Patients consistently evaluated clinical trial visits more favorably than routine specialist appointments across multiple domains; differences were notable in time allocation, communication, assistance, and perceived thoroughness. This likely reflects structural differences inherent to clinical trial settings, such as protocol-driven monitoring, dedicated research staff, and formalized consent processes—organizational features associated with improved patient-reported experiences across healthcare contexts [
18]. Despite higher satisfaction in research settings, overall satisfaction with routine care remained high, suggesting that trial exposure may recalibrate patient expectations rather than reveal deficits in usual care.
Fears of disease worsening, preferences for established treatments, and concerns regarding frequent visits were significant barriers, particularly among the control patients. These concerns echoed themes in broader rheumatology research, where fears of unknown interventions and potential side effects have been cited as deterrents, particularly in SLE, and often interacted with patient risk perceptions [
15].
Screening failure due to strict inclusion criteria was associated with disappointment among study participants. The literature has suggested that rigid eligibility criteria may not only limit enrollment but may also negatively affect patient experience and trust, further emphasizing the need for transparent eligibility discussions [
19].
From the healthcare professionals’ perspective, access to novel therapeutic options was the strongest motivator for trial involvement. However, documentation burden, time constraints, and the complexity of regulatory processes were deterrents, consistent with recent findings, highlighted the administrative load and resource constraints associated with clinical research in rheumatology [
1]. These findings illustrated the dual nature of clinical research involvement, as while it can offer professional enrichment and potential therapeutic advancement, systemic barriers can undermine sustained investigator engagement and patient access.

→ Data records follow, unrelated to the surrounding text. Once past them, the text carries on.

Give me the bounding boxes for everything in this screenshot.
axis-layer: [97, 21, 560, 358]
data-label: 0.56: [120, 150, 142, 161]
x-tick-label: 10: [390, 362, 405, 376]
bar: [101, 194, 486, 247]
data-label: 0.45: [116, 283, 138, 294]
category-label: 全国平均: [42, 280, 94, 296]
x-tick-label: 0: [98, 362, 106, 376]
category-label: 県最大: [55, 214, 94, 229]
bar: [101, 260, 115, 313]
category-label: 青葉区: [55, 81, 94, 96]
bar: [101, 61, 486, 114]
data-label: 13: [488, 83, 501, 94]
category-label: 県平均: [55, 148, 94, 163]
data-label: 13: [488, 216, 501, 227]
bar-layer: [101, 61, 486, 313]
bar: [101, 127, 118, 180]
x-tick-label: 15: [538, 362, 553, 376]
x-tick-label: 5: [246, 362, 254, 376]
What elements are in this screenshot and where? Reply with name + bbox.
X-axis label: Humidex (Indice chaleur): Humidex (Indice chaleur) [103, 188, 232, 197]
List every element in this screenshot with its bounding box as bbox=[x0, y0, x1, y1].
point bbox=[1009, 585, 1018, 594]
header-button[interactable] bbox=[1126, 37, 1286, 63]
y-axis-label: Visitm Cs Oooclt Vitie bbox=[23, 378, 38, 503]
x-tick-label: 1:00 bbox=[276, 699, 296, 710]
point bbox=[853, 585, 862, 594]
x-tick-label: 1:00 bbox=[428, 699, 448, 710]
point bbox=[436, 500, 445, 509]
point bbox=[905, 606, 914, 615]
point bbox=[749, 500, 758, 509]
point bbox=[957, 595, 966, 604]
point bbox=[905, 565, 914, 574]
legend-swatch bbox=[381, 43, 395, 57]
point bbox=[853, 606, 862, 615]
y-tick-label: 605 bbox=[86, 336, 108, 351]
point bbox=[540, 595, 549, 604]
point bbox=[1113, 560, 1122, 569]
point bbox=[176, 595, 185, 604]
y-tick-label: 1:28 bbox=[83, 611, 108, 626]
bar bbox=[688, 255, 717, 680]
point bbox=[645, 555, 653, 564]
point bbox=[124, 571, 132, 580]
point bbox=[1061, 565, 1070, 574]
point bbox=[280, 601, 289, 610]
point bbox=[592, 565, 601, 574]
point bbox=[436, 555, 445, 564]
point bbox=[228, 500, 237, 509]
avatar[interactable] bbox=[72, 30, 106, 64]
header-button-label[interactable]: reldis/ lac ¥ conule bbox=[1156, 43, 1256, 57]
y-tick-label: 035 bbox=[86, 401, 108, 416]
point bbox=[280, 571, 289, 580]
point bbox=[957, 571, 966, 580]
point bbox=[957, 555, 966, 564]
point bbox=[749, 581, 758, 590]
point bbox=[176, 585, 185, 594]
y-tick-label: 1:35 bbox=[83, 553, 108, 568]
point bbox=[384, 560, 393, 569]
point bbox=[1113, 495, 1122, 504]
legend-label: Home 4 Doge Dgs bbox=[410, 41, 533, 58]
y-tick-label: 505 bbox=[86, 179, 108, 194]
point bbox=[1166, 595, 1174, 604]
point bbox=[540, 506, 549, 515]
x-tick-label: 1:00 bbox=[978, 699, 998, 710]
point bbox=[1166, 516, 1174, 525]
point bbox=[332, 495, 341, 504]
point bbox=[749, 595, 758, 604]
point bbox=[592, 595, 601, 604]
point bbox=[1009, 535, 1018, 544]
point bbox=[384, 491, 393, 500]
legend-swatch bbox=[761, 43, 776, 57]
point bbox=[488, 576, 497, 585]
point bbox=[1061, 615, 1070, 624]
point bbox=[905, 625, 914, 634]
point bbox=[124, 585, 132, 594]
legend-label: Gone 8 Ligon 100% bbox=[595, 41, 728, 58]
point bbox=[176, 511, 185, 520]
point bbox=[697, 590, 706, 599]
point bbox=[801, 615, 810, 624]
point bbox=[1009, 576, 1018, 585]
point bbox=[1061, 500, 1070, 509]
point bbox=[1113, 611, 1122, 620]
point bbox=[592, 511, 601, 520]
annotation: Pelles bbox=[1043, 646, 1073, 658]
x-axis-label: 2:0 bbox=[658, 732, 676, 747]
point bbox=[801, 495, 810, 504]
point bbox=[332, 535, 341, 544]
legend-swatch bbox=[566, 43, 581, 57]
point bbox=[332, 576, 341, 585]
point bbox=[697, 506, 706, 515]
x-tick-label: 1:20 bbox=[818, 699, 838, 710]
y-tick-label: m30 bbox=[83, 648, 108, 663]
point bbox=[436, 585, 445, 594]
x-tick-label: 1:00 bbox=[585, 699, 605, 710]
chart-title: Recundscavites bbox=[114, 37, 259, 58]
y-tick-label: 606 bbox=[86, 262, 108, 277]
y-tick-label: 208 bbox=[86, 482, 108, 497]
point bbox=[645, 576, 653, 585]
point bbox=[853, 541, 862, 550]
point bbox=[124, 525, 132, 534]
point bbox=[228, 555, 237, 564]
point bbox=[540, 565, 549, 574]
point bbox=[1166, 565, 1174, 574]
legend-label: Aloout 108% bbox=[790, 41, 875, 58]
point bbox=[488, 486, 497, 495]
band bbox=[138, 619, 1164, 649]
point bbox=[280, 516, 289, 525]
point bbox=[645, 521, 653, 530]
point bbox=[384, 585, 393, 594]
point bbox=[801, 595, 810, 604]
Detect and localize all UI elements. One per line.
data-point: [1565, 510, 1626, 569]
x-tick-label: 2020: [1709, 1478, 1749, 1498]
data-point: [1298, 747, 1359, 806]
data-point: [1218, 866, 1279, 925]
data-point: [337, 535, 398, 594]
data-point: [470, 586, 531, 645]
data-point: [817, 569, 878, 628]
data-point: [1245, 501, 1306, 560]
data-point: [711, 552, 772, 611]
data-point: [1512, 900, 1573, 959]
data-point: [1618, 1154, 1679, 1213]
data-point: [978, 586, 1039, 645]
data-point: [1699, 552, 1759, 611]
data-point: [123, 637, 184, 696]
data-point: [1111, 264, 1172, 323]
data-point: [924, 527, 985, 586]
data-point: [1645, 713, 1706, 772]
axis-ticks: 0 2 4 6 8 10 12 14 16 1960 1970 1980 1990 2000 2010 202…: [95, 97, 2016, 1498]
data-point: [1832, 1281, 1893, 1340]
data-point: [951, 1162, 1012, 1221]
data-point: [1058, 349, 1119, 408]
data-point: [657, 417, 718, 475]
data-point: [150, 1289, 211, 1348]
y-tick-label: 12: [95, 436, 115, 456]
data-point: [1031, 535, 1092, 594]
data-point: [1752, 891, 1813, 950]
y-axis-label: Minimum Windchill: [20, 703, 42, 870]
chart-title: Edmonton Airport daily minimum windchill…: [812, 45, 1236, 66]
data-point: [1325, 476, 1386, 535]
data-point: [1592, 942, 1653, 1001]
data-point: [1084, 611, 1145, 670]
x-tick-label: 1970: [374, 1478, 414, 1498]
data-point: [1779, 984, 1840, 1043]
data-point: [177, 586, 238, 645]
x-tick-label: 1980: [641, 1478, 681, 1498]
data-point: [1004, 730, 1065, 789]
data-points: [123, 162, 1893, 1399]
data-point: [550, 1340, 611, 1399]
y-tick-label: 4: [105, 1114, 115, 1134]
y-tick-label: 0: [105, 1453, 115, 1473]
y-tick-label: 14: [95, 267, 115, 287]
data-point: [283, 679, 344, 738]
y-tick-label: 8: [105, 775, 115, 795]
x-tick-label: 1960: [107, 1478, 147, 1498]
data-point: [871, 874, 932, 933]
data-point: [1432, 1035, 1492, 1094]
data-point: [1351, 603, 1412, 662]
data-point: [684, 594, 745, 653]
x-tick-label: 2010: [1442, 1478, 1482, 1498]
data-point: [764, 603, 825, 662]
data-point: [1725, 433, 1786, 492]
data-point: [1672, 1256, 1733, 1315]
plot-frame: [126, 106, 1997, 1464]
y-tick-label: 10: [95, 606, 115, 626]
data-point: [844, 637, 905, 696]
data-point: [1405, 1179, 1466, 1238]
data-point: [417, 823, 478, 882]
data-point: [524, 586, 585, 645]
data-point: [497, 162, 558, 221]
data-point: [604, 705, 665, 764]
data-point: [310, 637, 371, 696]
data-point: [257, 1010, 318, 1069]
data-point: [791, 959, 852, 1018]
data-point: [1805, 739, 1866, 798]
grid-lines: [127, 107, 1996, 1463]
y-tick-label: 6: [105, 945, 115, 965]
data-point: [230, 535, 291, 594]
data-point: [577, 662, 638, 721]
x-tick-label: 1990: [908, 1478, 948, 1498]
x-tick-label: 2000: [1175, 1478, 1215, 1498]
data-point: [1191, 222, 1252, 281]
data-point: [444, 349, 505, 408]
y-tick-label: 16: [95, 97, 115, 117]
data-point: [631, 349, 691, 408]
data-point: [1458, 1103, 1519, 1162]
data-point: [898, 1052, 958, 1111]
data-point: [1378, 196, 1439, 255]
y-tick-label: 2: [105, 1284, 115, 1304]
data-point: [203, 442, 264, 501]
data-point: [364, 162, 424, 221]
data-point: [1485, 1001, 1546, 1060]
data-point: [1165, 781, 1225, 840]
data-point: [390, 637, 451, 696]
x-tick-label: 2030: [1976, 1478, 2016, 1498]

Recent rheumatology research has underlined the importance of involving patients as research partners in clinical trial design and interpretation. Reviews have shown that patient research partner involvement in randomized controlled trials has remained limited, despite recommendations to increase patient engagement to improve trial relevance and inclusivity. Enhancing patient research partner roles—from trial design to dissemination—may help align research activities with patient needs and expectations, potentially improving recruitment and retention [
18].
Our findings suggested that physician–patient relationships were central to successful trial recruitment. Incorporating structured communication about research opportunities into routine care may facilitate informed decision-making and increase participation. Furthermore, elements of trial infrastructure, such as dedicated visit time and systematic monitoring, may inform quality improvement strategies in routine outpatient care, enhancing overall patient experience.
This study integrated both patient and physician perspectives and directly compared clinical trial and routine care experiences in the same institutional context. The inclusion of a control group enhanced interpretability of observed differences; however, several limitations must be noted. First, the single-center design at a university department may limit the immediate generalizability of the findings to the entire nation. While university hospitals often serve as primary hubs for clinical trials, the infrastructure and patient demographics may differ from smaller community hospitals or private practices. Nevertheless, the results remain highly relevant, as the clinical protocols and patient–physician interaction models used here followed national standards. Furthermore, as a tertiary referral center, our patient population had been geographically and socioeconomically diverse, reflecting a broad cross-section of the national population. Other limitations may include a relatively small sample size, a cross-sectional methodology which may preclude longitudinal insights, reliance on self-reported data, and potential selection bias.